小出 たぶんテクノロジーというよりも意識の問題だと思うんですね。クラウドというのは標準化、共通化の象徴で、ユーザーさんも経営戦略のなかで意識改革を進める必要が出てくるとみています。
日本は、他国に比べてカスタムメイドを好み、業務に適したシステムを個別に作り込んできた歴史があります。クラウドはそうしたものとは性質が違います。情報システムによっては、クラウドで使うほうがコストパフォーマンスが高く、それで満足できるものも十分あると思うんです。個別システムで利用するものとクラウドで使うものを使い分ける意識が求められるわけです。その意識を、ITベンダーとユーザーさんがどこまで高められるかが普及のカギです。
──お話を聞いたなかで、2010年はかなり前向き、09年よりも良い年になりそうですね。
小出 そうしたいですね。いや、なると思います。
ただ、向こう3年から5年ぐらいをみた場合、ITマーケットはよくてフラットぐらいではないかという予測もしています。となれば、これまでの製品やサービス、戦略では成長できないという危機感もあります。クラウドはもちろん、グリーンITなどで新たなディマンドクリエーションをしていく必要性があるでしょう。そのためにも2010年は09年に構造改革で築いた強力な事業基盤をもとに、新たな製品・サービスをどんどん投入して、攻めていきますよ。
眼光紙背 ~取材を終えて~
ちょうど1年ぶりのインタビューだった。本文で触れたとおり、トップに就いておよそ2年をかけて進めてきた構造改革にはかなりの手応えを感じている様子。不況下でも回復基調に入ったという感触をもっており、暗い話は一切なし。終始前向きな姿勢が印象的な取材だった。

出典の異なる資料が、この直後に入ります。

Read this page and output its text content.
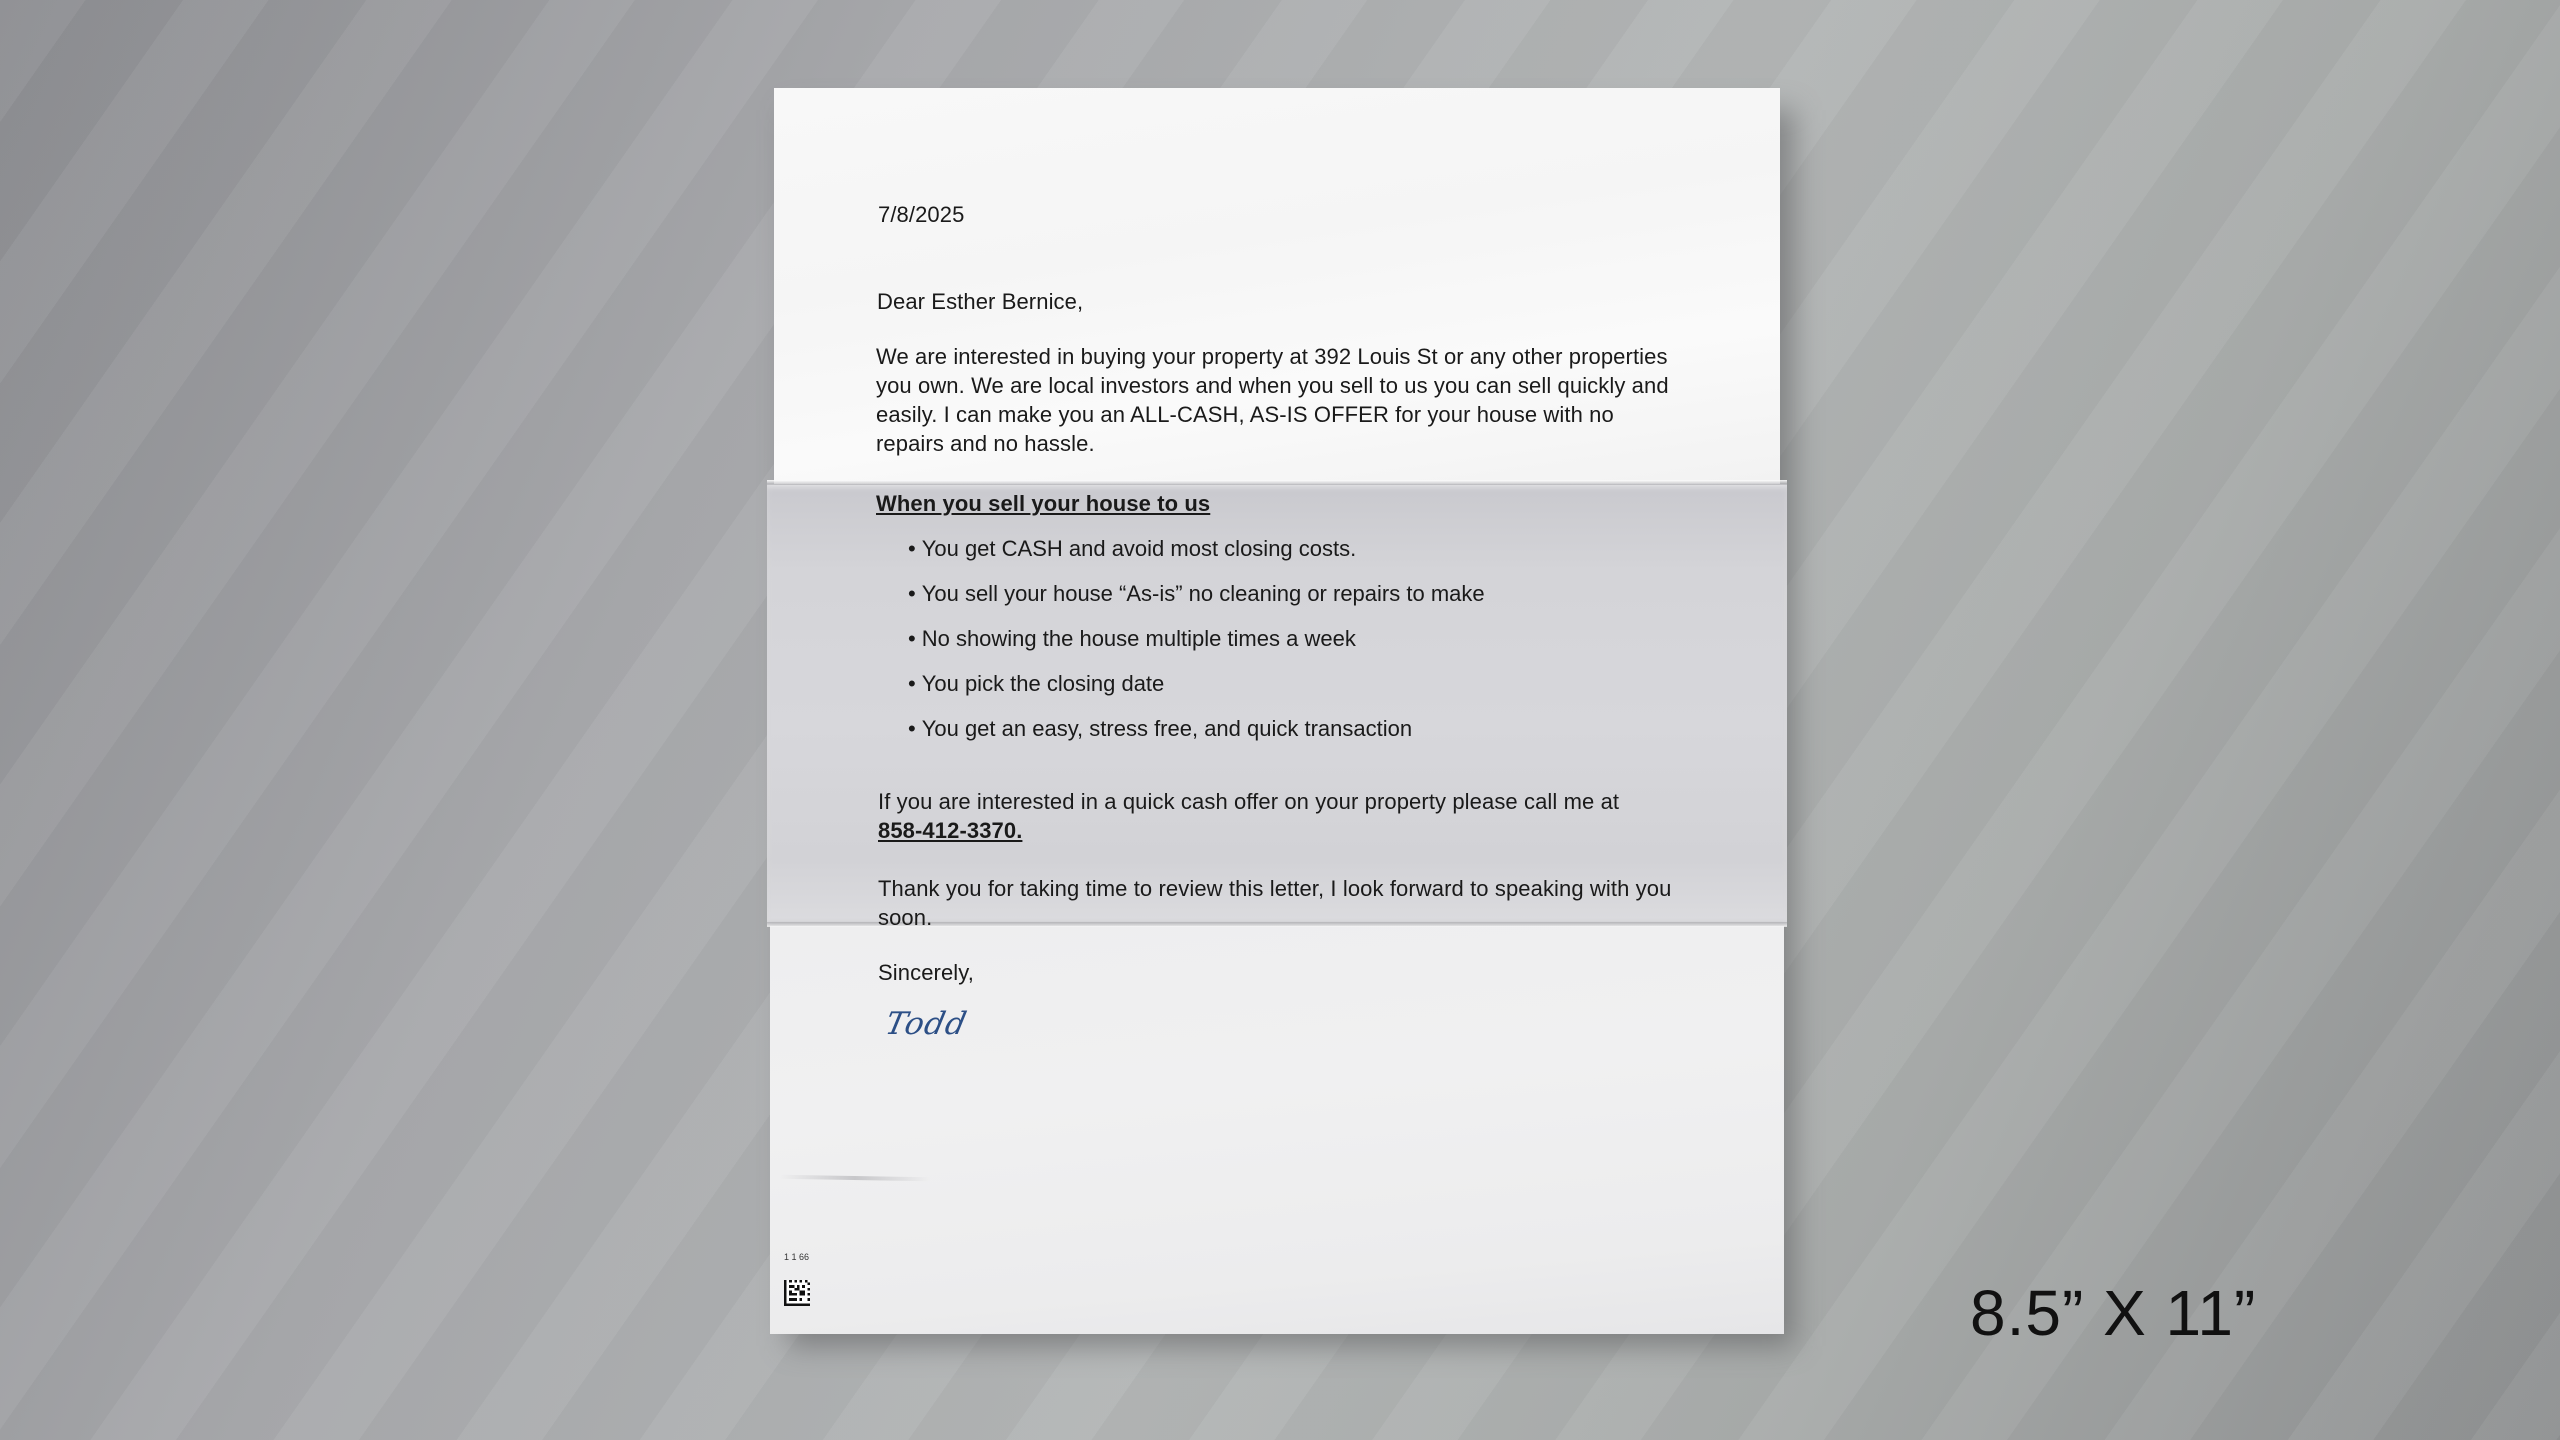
7/8/2025
Dear Esther Bernice,
We are interested in buying your property at 392 Louis St or any other properties you own. We are local investors and when you sell to us you can sell quickly and easily. I can make you an ALL-CASH, AS-IS OFFER for your house with no repairs and no hassle.
When you sell your house to us
• You get CASH and avoid most closing costs.
• You sell your house “As-is” no cleaning or repairs to make
• No showing the house multiple times a week
• You pick the closing date
• You get an easy, stress free, and quick transaction
If you are interested in a quick cash offer on your property please call me at 858-412-3370.
Thank you for taking time to review this letter, I look forward to speaking with you soon.
Sincerely,
Todd
1 1 66
8.5” X 11”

記者は09年末、3週間で20社ほどのIT企業トップにインタビューしたが、そのなかでも最も活力に満ちた社長だったように思う。
あまり多くを語らない小出さんだが、自然と言葉が弾んだ話題は、やはりクラウドだった。 クラウドは「空中戦から地上戦に入った」。雲を掴むようなおぼろげな話ではなく、実ビジネスにつながるキーワードになったと、小出社長は今、実感している。(鈎)
プロフィール
小出 伸一
(こいで しんいち)1958年10月1日、福島県生まれ。81年3月、青山学院大学経済学部経済学科卒業。同年4月、日本IBM入社。94年、金融機関第二営業本部・第一営業部長。98年、社長補佐。99年2月、米IBM出向。コーポレートストラテジーを担当。同年12月、経営企画・社長室担当。01年、理事・システム製品事業担当。02年、取締役-ITS・アウトソーシング事業担当。03年、取締役-金融システム事業部長。05年、日本テレコム(現・ソフトバンクテレコム)に移籍。常務執行役営業統括オペレーション担当。05年、常務執行役営業統括担当。06年6月、取締役副社長営業統括。同年10月、代表取締役副社長COO。07年12月1日、日本ヒューレット・パッカード(日本HP)に移り、代表取締役社長執行役員に就任。